Monday, October 20, 2008

Short answer: 'No.'

"Does the work of Sigmund Freud have anything to teach us about the global financial crisis and how to extricate ourselves from its clutches?"

No. A thousand times, no. To the extent that Freud asserted anything original as being scientific, he was 100% wrong. His conceptions of the mind, its natural processes and ailments, were as primitive as those of any tribal shaman or voodoo priestess, and as scientifically useful as astrology, tarot or palmistry.

Mental illness does not result from bad potty training or repressed lust for one's own parents or any "complex" bearing a name from Greek mythology. Freud formed his theories from his practice treating the complaints of Viennese hypochondriacs in the Victorian Age. As such, his work offers some insight into the worries that afflicted 19th-century Austrian neurotics, but not much more than that.

Freud's ignorant theories spawned more nonsense than the theories of any other intellectual in modern history, excepting only Marx and Nietzsche. And in the case of all three of these European humbug merchants, there are still apologists who, having been taught to reverence the Great Man before they had sufficient experience to know any better, cling to the idiotic insistence that the Great Man's theories were true, and that any perception of error is the result of the misinterpretations made by the Great Man's followers.

To defend these eminent authors of error is the same as advocating error, and to perpetuate misconceptions that have long since been proven false. No amount of fact can seem to shake these people who cling to the bogus theories of Great Men. One still encounters educated people who worry that "sexual repression" causes mental illness, even though nothing could be plainer than (a) American society is now less sexually repressed than any major culture since Nero was Emperor, and (b) we've got far more genuine craziness than we had when Coolidge was president and the Comstock Laws were in full force.

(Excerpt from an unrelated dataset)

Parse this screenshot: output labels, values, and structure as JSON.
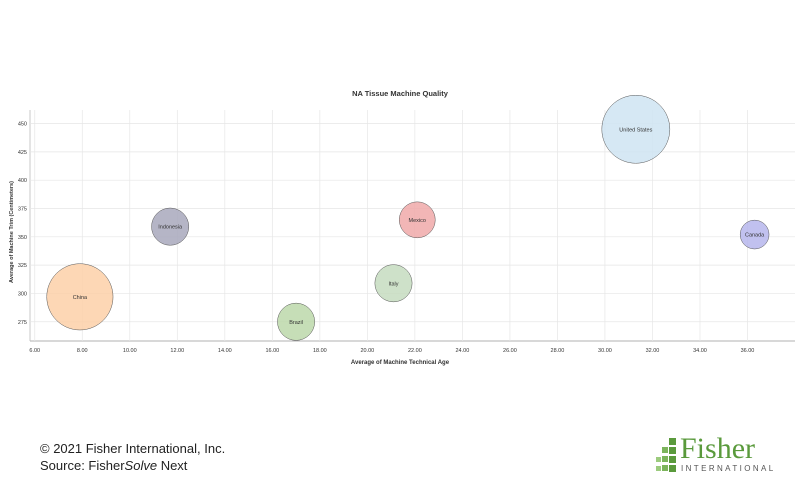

Anyone who thinks that anything true or useful can be found in Freudian psychology needs to have his head examined.
P.S.: I should add that the falsehood of Freud's theories does not prove the truth of modern theories of the mind. I am a real physical being, not a perception induced by a neurochemical illusion. Also, if you think I'm sexy, it's not because of a biological deterministic evolutionary urge. Darwin was wrong, too; there is no "gay gene"; and my sexiness is an objective fact.

1 comment:

  1. Anyone who remembers the nineties who goes back and reads Freud will recognize the more common side effects of prolonged cocaine abuse.

    Add that to his very orthodox Victorian outlook and Freud becomes a very ordinary thinker.